Postuler à un poste dans un autre service de son entreprise demande une lettre de motivation bien différente de celle qu’on envoie à un inconnu. Vous êtes déjà connu, votre parcours est traçable, et votre réputation interne compte autant que votre dossier. Autant en tirer parti.
Quelle est la différence entre une lettre de motivation interne et une lettre de candidature classique ?
La tentation est grande de recycler une lettre déjà existante. C’est une erreur. Le lecteur, souvent un RH ou un manager qui vous connaît de nom, s’attendra à quelque chose de plus personnalisé, ancré dans la réalité de l’entreprise. Une lettre trop générique sera perçue comme un manque d’engagement.
Ce qui change fondamentalement, c’est que vous n’avez pas besoin de vous présenter de zéro. Vous pouvez aller directement au cœur du sujet : pourquoi ce service, pourquoi maintenant, et qu’est-ce que vous apportez de concret. Les formules d’introduction du type « je me permets de vous contacter » sonnent faux quand vous croisez votre interlocuteur à la machine à café.
L’autre différence, c’est le ton. Il peut être légèrement moins formel tout en restant professionnel. Vous avez une histoire commune avec l’entreprise, et votre lettre doit refléter cette connivence sans tomber dans la familiarité.
Vous envisagez une mobilité interne et de changer service ? Candidature et procédure ? Lisez notre autre article pour en savoir plus.
Quelle structure adopter pour convaincre dans une lettre de motivation en interne ?

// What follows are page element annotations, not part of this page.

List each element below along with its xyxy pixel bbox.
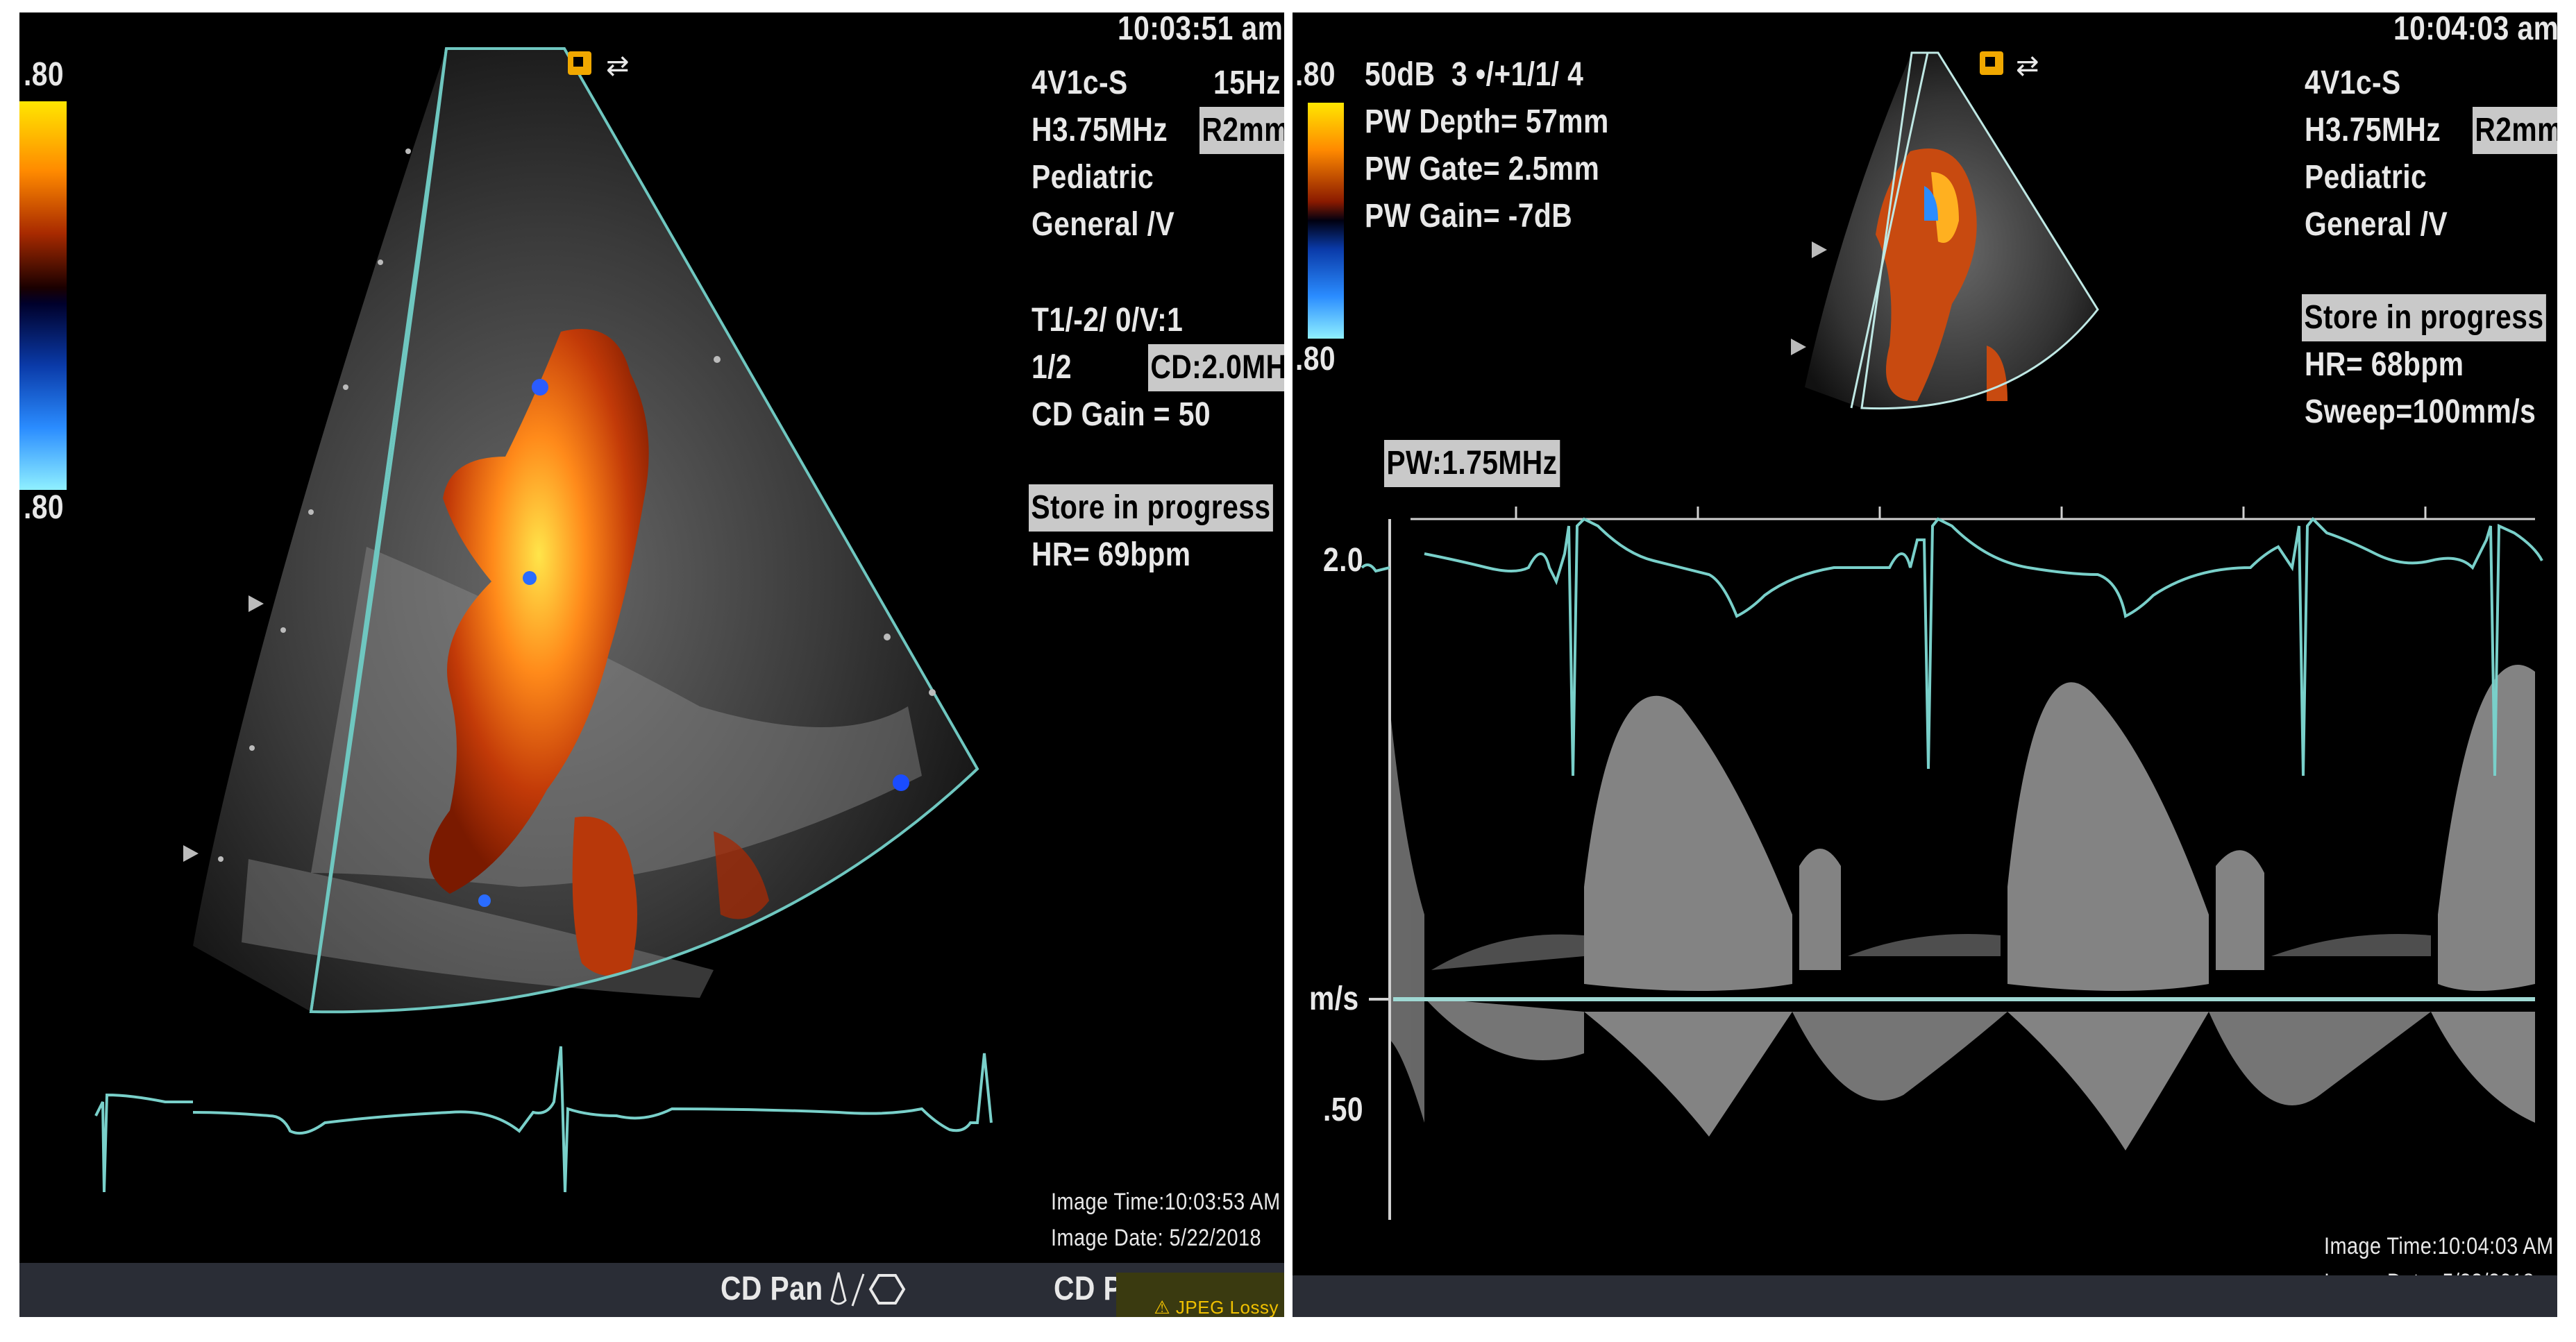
zoom-label: R2mm: [2473, 107, 2557, 154]
bottom-status-bar: CD Pan CD P ⚠ JPEG Lossy 21:1: [19, 1263, 1284, 1317]
svg-text:⇄: ⇄: [2016, 50, 2039, 82]
doppler-spectrum: [1390, 665, 2535, 1150]
cd-pan-icon[interactable]: [825, 1266, 908, 1314]
pw-gain: PW Gain= -7dB: [1365, 198, 1573, 235]
spectral-doppler-area: [1390, 519, 2535, 1220]
settings-line-2: 1/2: [1032, 349, 1072, 386]
frame-rate: 15Hz: [1213, 65, 1281, 101]
mini-sector-outline: [1860, 51, 2099, 410]
axis-top-label: 2.0: [1323, 542, 1363, 579]
image-time: Image Time:10:04:03 AM: [2324, 1233, 2554, 1259]
preset-label: Pediatric: [2305, 159, 2427, 196]
pw-gate: PW Gate= 2.5mm: [1365, 151, 1600, 187]
focus-marker-2-icon: [1791, 339, 1806, 355]
settings-line-1: T1/-2/ 0/V:1: [1032, 302, 1184, 339]
sector-outline: [309, 47, 979, 1014]
pw-depth: PW Depth= 57mm: [1365, 103, 1609, 140]
svg-text:⇄: ⇄: [606, 50, 630, 82]
store-status: Store in progress: [2302, 294, 2546, 341]
velocity-color-scale: [19, 101, 67, 490]
cd-pan-label: CD Pan: [721, 1271, 823, 1307]
frequency-label: H3.75MHz: [2305, 112, 2441, 148]
right-panel-graphics: ⇄: [1308, 50, 2543, 1220]
orientation-icon: ⇄: [1980, 50, 2039, 82]
cd-pan-label-2: CD P: [1054, 1271, 1123, 1307]
scale-top-value: .80: [24, 56, 64, 93]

Une bonne lettre de mobilité interne tient en trois parties claires. D’abord, l’accroche : expliquez ce qui vous attire dans ce poste précis, en lien avec votre expérience au sein de la structure. Ensuite, la valeur ajoutée : ce que vous avez accompli dans votre service actuel, et ce que vous pouvez transposer ou apporter dans le nouveau contexte. Enfin, la projection : comment vous envisagez la transition, et ce que vous attendez de cette évolution à court terme.
Quelques points à ne pas négliger :
- Mentionner explicitement le poste visé dès la première ligne
- Citer une réalisation concrète dans votre poste actuel, chiffrée si possible
- Montrer que vous avez compris les enjeux du service que vous visez
- Rester bref : une page suffit largement, voire moins
Évitez les formules qui font remplissage : « mon parcours diversifié », « mon sens des responsabilités », « ma grande adaptabilité ». Ces termes ne disent rien à quelqu’un qui peut consulter votre dossier RH d’un clic.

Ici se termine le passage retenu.